Do you know anyone who is unable to make up his or her mind? You don't know exactly what it is they like or hate because it's possible that their preferences can change with the mood? Do you know someone who is two-faced? Who may be Ms. Popular or Mr. Nice Guy around a group of people but is just intimidating, critical, or a downright grouch at home or when you're one-on-one?
Have you developed trust issues as a result? Even if you haven't, there may at least be confusion when dealing with a fickle or two-faced person in your life. Some amount of dread is likely to hang over your head because you never know how this individual will react to anything. You don't know which face will be on.
Monday mornings for sure are difficult for everyone. What can add to that difficulty is having to work with a two-faced co-worker who has expressed dislike having to work with me. I can't wait until the check-out person comes in because then, she acts all outgoing and has her "I love everyone" attitude.
Even if she is nice to me, even when she gives me a high five and says we make a good team, I don't buy it. She was telling me that same thing shortly before trying to convince me to find another job and quit the deli because nobody wants me around and I was only hired as a charity case.
At first, I thought I deserved the harsh words for my lack of patience and irritability with her as well as my awkwardness in dealing with customers but constructive criticism is not supposed to make you feel worthless and unwanted.
Maybe she didn't mean it? If she didn't mean it, wouldn't there have been an apology? I never got an apology and I was too scared to ask for one because I have no idea which face I'm going to get. Will it be Mrs. Popular who only said it because she was stressed out and really thinks we make a great team or Mrs. B****, who might have said "Apologize for what? You deserved it."
It makes communication hard when you don't know how this individual will react. People's emotions are normally unpredictable but leave it to someone two-faced to leave you in the dark about what they think.
My mom had a zealous phase when she suddenly got stricter. Our family was invited to a quinceñera party I thought would be fun but she RSVP'd no. She heard the music in the background while talking on the phone with the girl's mom (the host) and she decided it was going to be too wild.
"I'm just doing what my conscience is telling me to do. I won't agree with the way the people there will behave or dress. The dance practice I saw...that is sinful dancing! That is why I stopped listening to Bachata and all that junk. It's vulgar!"
She stopped listening to her favorite Latin music and only listened to Classical for a while. (She would turn the volume on high if we were fighting to "drive out our demons." It was so annoying!) That turned out to be only a phase because now, Bachata is her jam again. It turned out that the quinceñera party did get a little wild though (or so I heard).
Once, there was a festival in town and before we set off that Friday night, my mom told my sisters, brother, and me, "Remember, it's Friday. Don't eat any meat or sweets at the festival!" (It's a religious thing.) But the Friday our dad forgot and made steak on Friday for dinner and I called it out, she told me off for being so rigid and said, "It's not Lent. Just eat it."

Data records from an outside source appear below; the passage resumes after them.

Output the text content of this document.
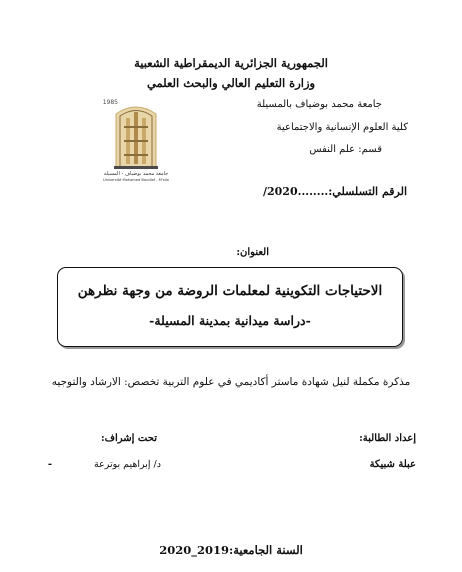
الجمهورية الجزائرية الديمقراطية الشعبية
وزارة التعليم العالي والبحث العلمي
جامعة محمد بوضياف بالمسيلة
كلية العلوم الإنسانية والاجتماعية
قسم: علم النفس
1985
جامعة محمد بوضياف - المسيلة
Université Mohamed Boudiaf - M'sila
الرقم التسلسلي:........2020/
العنوان:
الاحتياجات التكوينية لمعلمات الروضة من وجهة نظرهن
-دراسة ميدانية بمدينة المسيلة-
مذكرة مكملة لنيل شهادة ماستر أكاديمي في علوم التربية تخصص: الارشاد والتوجيه
إعداد الطالبة:
تحت إشراف:
عبلة شبيكة
-	د/ إبراهيم بوترعة
السنة الجامعية:2019_2020
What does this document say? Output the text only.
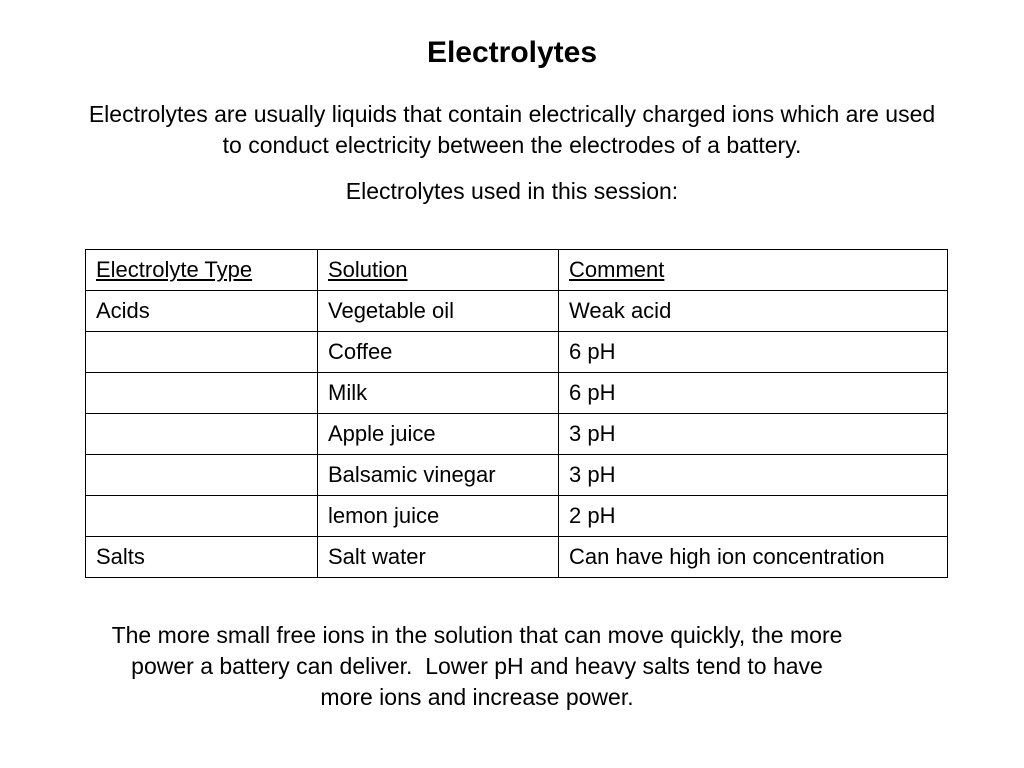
Electrolytes
Electrolytes are usually liquids that contain electrically charged ions which are used
to conduct electricity between the electrodes of a battery.
Electrolytes used in this session:
Electrolyte Type	Solution	Comment
Acids	Vegetable oil	Weak acid
	Coffee	6 pH
	Milk	6 pH
	Apple juice	3 pH
	Balsamic vinegar	3 pH
	lemon juice	2 pH
Salts	Salt water	Can have high ion concentration
The more small free ions in the solution that can move quickly, the more
power a battery can deliver.  Lower pH and heavy salts tend to have
more ions and increase power.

That wasn't the only time she brushed it off either. At the same time, she has reprimanded us for either cooking or eating meat on an ordinary Friday. We just never know when certain rules will apply and when they won't.
Consistency is a good thing to have in our lives. It saves us from confusion. Some of us only want to do the right thing but when those in authority fluctuate from rigid to letting things slide and their expectations are no longer clear, we end up like spies trying to avoid the alarm-triggering lasers.
A similar message goes out to the two-faced people. I don't know if you are on my side or not. I don't know if I'm a trusty teammate or someone the company and the world is better off without. I'll avoid you, thinking that you are my enemy just to offend a friend or I will approach you as a friend, and find that I'm just a pebble in your shoe.
Maybe I'm not simply "a brat." Maybe my defenses are up because I don't know what you will think or who you will act like today.